Suddenly, the technologies that once felt like magic became as mundane as plumbing. The ambitions that defined a century mutated from what can we build? to how do we live with what we’ve made? We look at old photographs now, from the eras of paper maps, disconnected silences, and unquantified lives, not just as history, but as an entirely different mode of being human.

We can’t point to a single moment when the old world ended, because it has been fading for some time. But we are now feeling the draft from the door closing behind us and beginning to taste the fruits of the Industrial Revolution. Some of them will be bitter to some, and others quite sweet.

And I believe the reason people are unable to wrap their heads around this change and the kind of financial system and equitable distribution of assets that will be woven into this new tapestry is that they don’t realize that, for all intents and purposes, the current game being played is Monopoly. They don’t understand that in this new future, the rules of the game will need to change. The board can stay the same, but the game’s goal and rules will need to be rewritten. A new economic constitution, if you will.

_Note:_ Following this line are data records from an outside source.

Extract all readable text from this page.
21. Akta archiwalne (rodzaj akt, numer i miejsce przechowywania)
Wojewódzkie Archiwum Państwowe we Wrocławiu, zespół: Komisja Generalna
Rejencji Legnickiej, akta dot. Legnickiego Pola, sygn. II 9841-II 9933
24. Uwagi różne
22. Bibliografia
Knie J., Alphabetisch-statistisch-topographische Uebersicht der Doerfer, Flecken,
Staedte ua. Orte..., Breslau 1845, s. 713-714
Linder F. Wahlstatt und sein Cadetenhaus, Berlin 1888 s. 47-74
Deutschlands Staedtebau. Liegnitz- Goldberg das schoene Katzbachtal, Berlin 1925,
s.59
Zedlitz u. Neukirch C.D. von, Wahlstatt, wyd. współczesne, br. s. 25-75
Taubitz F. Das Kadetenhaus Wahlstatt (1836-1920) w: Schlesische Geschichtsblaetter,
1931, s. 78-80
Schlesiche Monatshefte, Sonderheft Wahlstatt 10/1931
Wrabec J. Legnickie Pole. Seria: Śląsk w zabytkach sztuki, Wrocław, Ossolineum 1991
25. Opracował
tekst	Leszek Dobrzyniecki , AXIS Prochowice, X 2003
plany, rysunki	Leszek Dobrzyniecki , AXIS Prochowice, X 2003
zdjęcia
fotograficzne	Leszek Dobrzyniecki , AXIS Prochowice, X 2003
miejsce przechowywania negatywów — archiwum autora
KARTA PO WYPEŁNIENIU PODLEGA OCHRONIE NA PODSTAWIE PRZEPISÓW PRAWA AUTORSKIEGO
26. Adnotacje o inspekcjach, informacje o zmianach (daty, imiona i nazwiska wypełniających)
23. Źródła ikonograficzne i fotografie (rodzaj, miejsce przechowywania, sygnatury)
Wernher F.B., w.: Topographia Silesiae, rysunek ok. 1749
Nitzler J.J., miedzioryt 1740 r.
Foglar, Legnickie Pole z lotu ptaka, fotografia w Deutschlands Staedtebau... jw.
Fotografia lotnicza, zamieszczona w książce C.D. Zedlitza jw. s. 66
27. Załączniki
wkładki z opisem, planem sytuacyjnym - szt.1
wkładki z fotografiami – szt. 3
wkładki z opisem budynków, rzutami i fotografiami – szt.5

Monopoly vs. The Commons. A new age and with it, new rules.

In this new scenario, this new game, we will no longer be playing for the victory condition of Monopoly, where one player accumulates nearly all the assets while the rest collapse into bankruptcy.

The Commons will operate differently. The objective will not be concentration, but circulation. Not domination, but participation. Citizens themselves become stakeholders in the technological infrastructure of civilization through shared ownership of the systems increasingly responsible for generating abundance. Automated equity or techno-feudalism. Those are the two roads now diverging before us.